Esta vez, delante de sus seguidores compartió un ritual de la abundancia. «Todos queremos abundancia. No solo dinero: también claridad, tranquilidad y esa sensación de que las cosas fluyen. Y, aunque suene simple, hay tradiciones muy antiguas que intentan acercarnos a ese estado a través de pequeños gestos cotidianos», afirmó.
«Una de ellas tiene como protagonista al laurel. Sí, la misma hoja que usamos para cocinar. Según el feng shui —y otras creencias que vienen de hace siglos— no es solo una planta aromática: es un símbolo de protección, éxito y prosperidad. Se la asocia con la buena energía y, sobre todo, con la capacidad de tomar decisiones con mayor claridad», sostuvo Sergio Lapegüe.
«Por eso, el comienzo de mayo suele aparecer como un momento clave para activar estos rituales. El gesto es sencillo: colocar hojas de laurel en la puerta de entrada de la casa. La lógica es clara: si por ahí ingresa la energía, también puede filtrarse lo que queremos atraer. Un pequeño recordatorio visible de que estamos abiertos a lo que viene», indicó.

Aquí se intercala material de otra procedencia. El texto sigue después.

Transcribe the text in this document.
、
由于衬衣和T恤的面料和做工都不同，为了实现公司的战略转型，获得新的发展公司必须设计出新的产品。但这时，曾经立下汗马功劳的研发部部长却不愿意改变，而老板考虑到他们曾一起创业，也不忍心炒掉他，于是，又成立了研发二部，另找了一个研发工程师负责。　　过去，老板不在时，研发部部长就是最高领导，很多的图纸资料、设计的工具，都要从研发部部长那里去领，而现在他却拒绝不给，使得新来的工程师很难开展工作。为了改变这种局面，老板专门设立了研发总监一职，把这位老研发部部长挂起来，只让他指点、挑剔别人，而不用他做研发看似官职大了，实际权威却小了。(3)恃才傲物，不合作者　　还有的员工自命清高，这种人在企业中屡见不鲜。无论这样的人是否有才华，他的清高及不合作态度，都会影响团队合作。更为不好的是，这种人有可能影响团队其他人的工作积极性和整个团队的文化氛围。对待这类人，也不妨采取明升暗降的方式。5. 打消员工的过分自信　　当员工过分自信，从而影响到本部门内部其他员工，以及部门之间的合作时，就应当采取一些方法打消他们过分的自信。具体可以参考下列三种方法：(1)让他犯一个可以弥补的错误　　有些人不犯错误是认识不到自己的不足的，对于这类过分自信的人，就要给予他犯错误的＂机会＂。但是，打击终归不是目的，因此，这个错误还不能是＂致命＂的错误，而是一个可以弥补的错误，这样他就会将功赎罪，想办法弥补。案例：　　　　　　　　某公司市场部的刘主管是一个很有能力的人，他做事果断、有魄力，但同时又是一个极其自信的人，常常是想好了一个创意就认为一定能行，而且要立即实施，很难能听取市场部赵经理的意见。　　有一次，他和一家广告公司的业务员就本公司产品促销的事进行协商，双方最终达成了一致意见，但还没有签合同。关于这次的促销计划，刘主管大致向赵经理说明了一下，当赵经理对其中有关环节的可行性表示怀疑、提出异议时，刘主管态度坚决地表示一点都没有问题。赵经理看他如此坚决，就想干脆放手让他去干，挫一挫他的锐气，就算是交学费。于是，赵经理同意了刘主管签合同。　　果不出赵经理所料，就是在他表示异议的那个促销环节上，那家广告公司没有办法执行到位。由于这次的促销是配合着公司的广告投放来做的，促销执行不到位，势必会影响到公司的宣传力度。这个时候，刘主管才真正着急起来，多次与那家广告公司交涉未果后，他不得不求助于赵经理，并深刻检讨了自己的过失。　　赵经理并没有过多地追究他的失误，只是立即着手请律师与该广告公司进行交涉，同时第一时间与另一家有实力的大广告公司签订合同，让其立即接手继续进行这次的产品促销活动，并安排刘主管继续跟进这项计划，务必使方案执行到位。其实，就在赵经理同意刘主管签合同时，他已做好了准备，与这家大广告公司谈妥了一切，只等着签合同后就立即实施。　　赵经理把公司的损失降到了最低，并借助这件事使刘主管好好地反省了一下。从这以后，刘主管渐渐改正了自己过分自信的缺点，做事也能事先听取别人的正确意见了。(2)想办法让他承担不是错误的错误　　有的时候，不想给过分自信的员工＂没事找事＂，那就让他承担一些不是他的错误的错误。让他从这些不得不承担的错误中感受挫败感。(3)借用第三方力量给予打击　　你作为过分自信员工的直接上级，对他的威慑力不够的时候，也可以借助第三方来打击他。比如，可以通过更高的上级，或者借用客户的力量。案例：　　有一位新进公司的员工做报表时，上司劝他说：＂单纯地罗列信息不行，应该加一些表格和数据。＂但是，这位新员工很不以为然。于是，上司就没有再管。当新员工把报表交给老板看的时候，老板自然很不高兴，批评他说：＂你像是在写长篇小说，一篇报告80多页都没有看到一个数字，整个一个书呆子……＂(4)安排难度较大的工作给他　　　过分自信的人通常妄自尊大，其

Inmediatamente, Sergio Lapegüe dio más detalles. «Hay variantes más discretas, pero igual de populares. Guardar una hoja de laurel seca en la billetera o en la cartera, por ejemplo, es un clásico. La creencia dice que funciona como un imán simbólico para el dinero y ayuda a ordenar todo lo relacionado con la economía personal. No hace falta mucho más que eso: una hoja, elegida con intención, y el hábito de llevarla encima», apuntó.
«Otro espacio que entra en juego es la cocina. No es casual: representa la nutrición, el sustento, lo que sostiene la vida diaria. Tener un frasco con hojas de laurel a la vista —cerca de la alacena, donde guardamos los alimentos— refuerza esa idea de abundancia doméstica, de hogar que provee. Puerta, billetera, cocina. Tres lugares, tres gestos mínimos. No hay garantías, claro. Pero sí algo interesante: la intención que se pone en cada uno. A veces, ordenar lo simbólico también ayuda a ordenar lo concreto. Y, al final, queda la frase, medio en broma, medio en serio: que sean eternos los laureles. Porque, de alguna manera, todos estamos buscando eso», finalizó.